In its 2007 communication, the Commission stated its intention to use the Protocol and its principles "as a benchmark to check the consistency and proportionality of EU policies and initiatives". It launched an interactive information service on SGIs and their relation to EU law in January 2008.
As there is no specific EU legal framework for SGIs, conflicts of interest or breaches of competition law are dealt with on an ad hoc basis by the EU's law institution, the European Court of Justice.
The future: No legislative measures?
Following the 2007 communication and entry into force of the Lisbon Treaty, the Commission has made clear that no new legislative frameworks will be proposed either for SGEIs or non-economic SGIs. The Protocol is therefore the legal basis for SGIs in the EU.

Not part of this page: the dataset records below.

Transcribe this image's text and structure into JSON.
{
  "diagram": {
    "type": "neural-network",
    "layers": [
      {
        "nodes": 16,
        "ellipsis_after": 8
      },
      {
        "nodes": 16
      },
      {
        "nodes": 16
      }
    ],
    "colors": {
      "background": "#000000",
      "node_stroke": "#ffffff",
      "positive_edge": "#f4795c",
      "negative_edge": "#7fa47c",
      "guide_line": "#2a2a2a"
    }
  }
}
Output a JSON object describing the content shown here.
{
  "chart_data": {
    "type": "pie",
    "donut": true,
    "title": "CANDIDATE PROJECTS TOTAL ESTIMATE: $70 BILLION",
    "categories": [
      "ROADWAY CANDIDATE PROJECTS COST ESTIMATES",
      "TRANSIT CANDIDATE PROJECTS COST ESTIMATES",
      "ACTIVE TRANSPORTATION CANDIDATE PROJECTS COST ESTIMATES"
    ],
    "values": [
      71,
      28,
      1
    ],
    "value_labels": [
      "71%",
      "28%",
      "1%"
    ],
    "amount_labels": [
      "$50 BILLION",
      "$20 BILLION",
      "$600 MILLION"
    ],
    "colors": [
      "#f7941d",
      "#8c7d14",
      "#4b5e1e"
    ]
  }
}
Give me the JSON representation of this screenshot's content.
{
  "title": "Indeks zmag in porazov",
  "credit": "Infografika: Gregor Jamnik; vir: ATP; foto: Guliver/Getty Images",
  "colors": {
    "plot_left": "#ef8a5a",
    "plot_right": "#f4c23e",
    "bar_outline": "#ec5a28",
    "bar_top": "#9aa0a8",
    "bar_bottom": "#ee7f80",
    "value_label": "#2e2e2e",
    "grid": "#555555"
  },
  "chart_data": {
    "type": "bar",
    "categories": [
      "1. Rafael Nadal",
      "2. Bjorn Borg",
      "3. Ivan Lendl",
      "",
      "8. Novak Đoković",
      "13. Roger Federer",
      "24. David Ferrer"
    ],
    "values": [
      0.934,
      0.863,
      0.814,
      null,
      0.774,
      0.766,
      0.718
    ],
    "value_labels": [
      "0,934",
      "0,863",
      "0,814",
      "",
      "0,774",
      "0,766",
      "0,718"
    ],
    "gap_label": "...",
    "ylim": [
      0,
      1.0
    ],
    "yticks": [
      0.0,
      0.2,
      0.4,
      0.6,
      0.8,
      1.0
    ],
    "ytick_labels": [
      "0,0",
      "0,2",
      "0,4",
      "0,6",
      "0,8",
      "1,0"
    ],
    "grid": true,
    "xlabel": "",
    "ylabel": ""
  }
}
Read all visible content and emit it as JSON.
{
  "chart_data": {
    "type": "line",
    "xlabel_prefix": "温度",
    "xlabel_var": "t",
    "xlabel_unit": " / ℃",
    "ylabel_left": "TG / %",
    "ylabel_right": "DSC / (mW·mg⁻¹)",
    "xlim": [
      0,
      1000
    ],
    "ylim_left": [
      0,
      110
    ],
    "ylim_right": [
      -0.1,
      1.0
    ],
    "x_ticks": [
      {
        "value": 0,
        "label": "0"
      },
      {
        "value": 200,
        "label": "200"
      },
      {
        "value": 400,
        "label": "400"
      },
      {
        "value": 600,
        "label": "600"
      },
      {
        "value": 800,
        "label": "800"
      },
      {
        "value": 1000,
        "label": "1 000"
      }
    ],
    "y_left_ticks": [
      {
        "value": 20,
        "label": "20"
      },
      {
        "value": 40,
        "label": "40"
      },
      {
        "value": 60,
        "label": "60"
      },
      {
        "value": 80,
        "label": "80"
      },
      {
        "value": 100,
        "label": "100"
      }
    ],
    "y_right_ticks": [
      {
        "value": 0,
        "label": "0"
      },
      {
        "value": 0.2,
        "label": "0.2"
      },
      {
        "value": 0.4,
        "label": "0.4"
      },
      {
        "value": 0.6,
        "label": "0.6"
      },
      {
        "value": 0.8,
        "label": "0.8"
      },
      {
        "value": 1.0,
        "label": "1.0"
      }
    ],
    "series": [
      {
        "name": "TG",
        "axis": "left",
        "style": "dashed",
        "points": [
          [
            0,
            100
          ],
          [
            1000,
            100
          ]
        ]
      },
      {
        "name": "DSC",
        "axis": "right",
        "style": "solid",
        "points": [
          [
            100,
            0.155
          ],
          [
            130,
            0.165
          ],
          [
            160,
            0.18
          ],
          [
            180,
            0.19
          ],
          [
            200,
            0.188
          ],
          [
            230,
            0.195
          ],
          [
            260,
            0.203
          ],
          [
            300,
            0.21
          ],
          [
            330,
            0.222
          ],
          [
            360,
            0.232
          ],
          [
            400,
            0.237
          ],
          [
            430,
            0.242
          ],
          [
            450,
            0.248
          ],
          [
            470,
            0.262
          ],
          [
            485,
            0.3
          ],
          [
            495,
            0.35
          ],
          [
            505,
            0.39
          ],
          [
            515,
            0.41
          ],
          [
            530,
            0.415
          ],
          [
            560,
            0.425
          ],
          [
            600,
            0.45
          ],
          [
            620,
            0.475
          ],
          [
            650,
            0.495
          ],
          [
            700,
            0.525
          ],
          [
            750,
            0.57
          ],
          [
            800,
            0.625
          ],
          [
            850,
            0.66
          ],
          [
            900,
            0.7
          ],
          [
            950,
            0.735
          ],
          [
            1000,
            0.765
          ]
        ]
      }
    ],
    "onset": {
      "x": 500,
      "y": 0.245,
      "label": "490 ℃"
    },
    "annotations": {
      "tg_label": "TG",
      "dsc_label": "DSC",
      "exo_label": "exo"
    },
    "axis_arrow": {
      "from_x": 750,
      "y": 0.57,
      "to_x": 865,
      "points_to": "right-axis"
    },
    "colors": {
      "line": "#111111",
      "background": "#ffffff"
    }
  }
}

In October 2009, with the economic crisis in full swing across the Union, Commission President José Manuel Barroso tasked former European commissioner Mario Monti with preparing a report on the future of the single market.
The report also came in the context of the EU's new strategy for growth and jobs, 'Europe 2020', which was unveiled in February 2010 as the successor to the largely unsuccessful Lisbon Strategy of the previous decade.
Monti's report led to the Commission's 'Single Market Act' in October 2010 – 50 proposals aimed at rekindling the internal market, one of which is to improve public services. The Commission will therefore adopt a new communication and a series of measures on SGIs in the course of 2011 – though no legislative proposals.
The EU executive plans to provide public authorities with a 'tool-kit' covering all relevant issues surrounding SGIs, such as financing, public procurement and cooperation between different authorities. It also pledged to better evaluate and compare the quality of SGIs across the Union (see Single Market Act, pages 20-21).
Providers of social services of general interest (SSGIs) have been calling for more urgent change, however. On 26-27 October 2010, the Belgian EU Presidency hosted the 3rd Forum on Social Services of General Interest, attended by some 300 delegates, mostly representingorganisations responsible for delivering social services in the member states.
Many said they wanted the EU to pay more attention to guaranteeing the high quality of SSGIs. An alliance of eight associations asked the Commission to examine whether these services could be exempted from public procurement rules.
Delegates also discussed a voluntary European quality framework for social services, recently prepared by the Social Protection Committee, which brings together national experts from the EU member states. Employment and social affairs ministers approved the non-binding framework on 6 December 2010.
Meanwhile, the European Parliament is preparing to debate the future of social services next year. A series of recommendations will be drawn up and debated by MEPs in the Parliament's employment and social affairs committee during the first half of 2011.